Like many print businesses, Gulati’s story is one of migration from small used single color presses to multicolor presses and an extensive range of bookbinding and finishing equipment. His offset pressroom now contains two web offset presses and seven second-hand sheetfed machines in three different formats. The newest addition is the brand new RMGT 4-color 920 ST4 in the 92-centimeter size that has become very successful with Indian book printers. About 90 new RMGT 920s are running across the country.
There is a simultaneous expansion on the digital side of the pressroom at Saurabh Printers. Containing five Xerox digital presses, of which three are monochrome, and two are full-color production presses, it has now added a high resolution webfed monochrome inkjet press from Monotech Systems.
The binding and finishing department is understandably comprehensive, given Gulati’s beginnings in the business. It contains five folding machines and five stitching machines and four perfect binders, of which two are multi-clamp machines. In 30 years, the company has outgrown several premises in Delhi and Noida, and now it occupies 70,000 square foot premises of its own on an even larger plot of land with room to grow.

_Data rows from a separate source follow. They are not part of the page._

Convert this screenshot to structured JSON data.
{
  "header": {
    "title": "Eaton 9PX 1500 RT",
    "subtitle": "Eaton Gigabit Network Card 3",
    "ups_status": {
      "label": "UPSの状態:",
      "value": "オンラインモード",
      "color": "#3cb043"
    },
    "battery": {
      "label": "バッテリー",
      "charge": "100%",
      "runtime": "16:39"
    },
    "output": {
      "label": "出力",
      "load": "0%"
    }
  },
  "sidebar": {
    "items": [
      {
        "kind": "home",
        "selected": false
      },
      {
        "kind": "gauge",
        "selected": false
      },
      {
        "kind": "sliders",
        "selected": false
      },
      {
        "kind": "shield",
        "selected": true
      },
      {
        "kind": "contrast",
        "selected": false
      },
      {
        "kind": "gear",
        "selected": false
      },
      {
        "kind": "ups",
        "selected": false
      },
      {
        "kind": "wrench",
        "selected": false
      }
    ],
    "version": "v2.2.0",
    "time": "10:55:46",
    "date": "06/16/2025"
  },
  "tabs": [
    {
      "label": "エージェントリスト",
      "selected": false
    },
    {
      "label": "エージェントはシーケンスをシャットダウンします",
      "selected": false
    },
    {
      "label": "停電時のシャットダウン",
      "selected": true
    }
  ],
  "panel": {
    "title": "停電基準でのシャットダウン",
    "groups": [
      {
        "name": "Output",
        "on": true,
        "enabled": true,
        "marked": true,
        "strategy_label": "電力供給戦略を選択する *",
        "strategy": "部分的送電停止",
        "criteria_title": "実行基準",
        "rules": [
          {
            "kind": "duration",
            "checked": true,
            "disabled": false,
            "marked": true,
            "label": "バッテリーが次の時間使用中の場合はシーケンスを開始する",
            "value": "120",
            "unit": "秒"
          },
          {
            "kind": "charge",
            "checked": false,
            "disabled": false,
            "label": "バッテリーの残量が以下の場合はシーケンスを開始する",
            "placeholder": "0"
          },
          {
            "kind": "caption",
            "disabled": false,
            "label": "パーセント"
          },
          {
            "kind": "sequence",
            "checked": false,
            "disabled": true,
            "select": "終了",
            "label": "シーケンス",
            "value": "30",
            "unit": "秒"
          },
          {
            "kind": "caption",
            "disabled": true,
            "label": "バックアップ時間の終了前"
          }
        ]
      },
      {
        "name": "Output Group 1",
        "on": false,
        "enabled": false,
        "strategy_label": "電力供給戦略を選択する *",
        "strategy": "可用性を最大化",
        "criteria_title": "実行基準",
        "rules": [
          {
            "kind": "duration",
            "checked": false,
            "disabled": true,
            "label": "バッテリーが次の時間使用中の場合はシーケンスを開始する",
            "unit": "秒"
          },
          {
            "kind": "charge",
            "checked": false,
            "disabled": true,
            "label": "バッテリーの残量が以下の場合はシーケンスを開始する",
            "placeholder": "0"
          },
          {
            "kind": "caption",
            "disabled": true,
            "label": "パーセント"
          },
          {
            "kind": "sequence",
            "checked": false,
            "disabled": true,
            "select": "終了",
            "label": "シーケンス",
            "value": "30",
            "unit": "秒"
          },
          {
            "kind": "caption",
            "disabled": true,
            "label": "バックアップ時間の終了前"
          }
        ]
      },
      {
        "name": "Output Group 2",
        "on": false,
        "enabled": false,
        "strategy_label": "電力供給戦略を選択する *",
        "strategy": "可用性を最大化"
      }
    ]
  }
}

In 2005, Gulati’s son Vikrant purchased a printing business in Australia – Westman Printers in Sydney. Saurabh Printers is also a book printing exporter, and over the years in close cooperation with the Westland print business in Sydney, its largest export market has become Australia. To some extent, Westman Printers can pass on some of its long-run book printing to the family print business in Noida.
Vinod Gulati prints books for established publishers such as HarperCollins, Lexis-Nexis, Walters, Scholastic, Pearson, WIP, and KOPS. He tells us that the book production business is seasonal. While textbooks are printed and bound from October to March each year, trade books provide the work from April to September.

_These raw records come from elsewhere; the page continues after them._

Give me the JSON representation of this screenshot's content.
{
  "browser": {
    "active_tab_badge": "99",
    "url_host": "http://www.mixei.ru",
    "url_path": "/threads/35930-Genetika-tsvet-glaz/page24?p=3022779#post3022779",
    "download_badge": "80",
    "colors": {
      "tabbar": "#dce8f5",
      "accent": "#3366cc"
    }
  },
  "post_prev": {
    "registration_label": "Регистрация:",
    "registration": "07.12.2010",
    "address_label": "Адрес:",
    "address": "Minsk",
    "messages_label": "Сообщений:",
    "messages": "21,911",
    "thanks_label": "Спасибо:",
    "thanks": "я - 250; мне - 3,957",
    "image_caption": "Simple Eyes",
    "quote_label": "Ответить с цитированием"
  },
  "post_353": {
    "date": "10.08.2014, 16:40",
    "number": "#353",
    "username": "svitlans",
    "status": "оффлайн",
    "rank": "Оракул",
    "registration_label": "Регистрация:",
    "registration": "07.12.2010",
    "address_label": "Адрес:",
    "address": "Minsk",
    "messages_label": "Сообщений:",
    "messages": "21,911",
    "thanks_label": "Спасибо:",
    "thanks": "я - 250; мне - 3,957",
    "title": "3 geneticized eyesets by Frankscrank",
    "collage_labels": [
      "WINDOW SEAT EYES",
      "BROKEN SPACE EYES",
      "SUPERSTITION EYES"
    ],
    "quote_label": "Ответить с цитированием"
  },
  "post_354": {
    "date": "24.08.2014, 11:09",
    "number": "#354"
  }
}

Full service across the book supply chain
Saurabh Printers can be called a full-service provider to publishers wherein it provides both prepress work and digitalization of books into ePub and other eBook formats. As far as the printed books, it provides both logistics and warehousing to its publisher customers.
Saurabh Printer’s investments and the services it provides have been comprehensive, looking at the production of books in digital and print formats and for short, medium, and long runs in monochrome and color. Partnering its publisher customers for the entire book supply chain has compelled it to make strategic investments in the latest technology for both digital and offset production.
Projections for FY 2020-21 revised back to earlier targets
The latest investments of the new RMGT 4-color and the high-resolution web-fed monochrome Monotech inkjet press were made, keeping in mind both a new level of business and overall efficiencies in production and service. While both machines were expected to be installed by the end of March, the Covid-19 pandemic and lockdown intervened.
The RMGT offset press was installed and production started only in May while the Monotech inkjet started up only in June. Gulati says, “We had to revise our production targets for the 20-21 financial year, and with the loss more than two months production, we revised our targets down to what we had achieved in 2018-19. However, the work and production have now picked up a sufficient pace so that we can revise our targets upwards. We now hope to achieve our original targets of 2020-21 with the two new presses in place.”
A slight correction to this article in the name of the printing business in Australia was made by the author on 9 July 2020.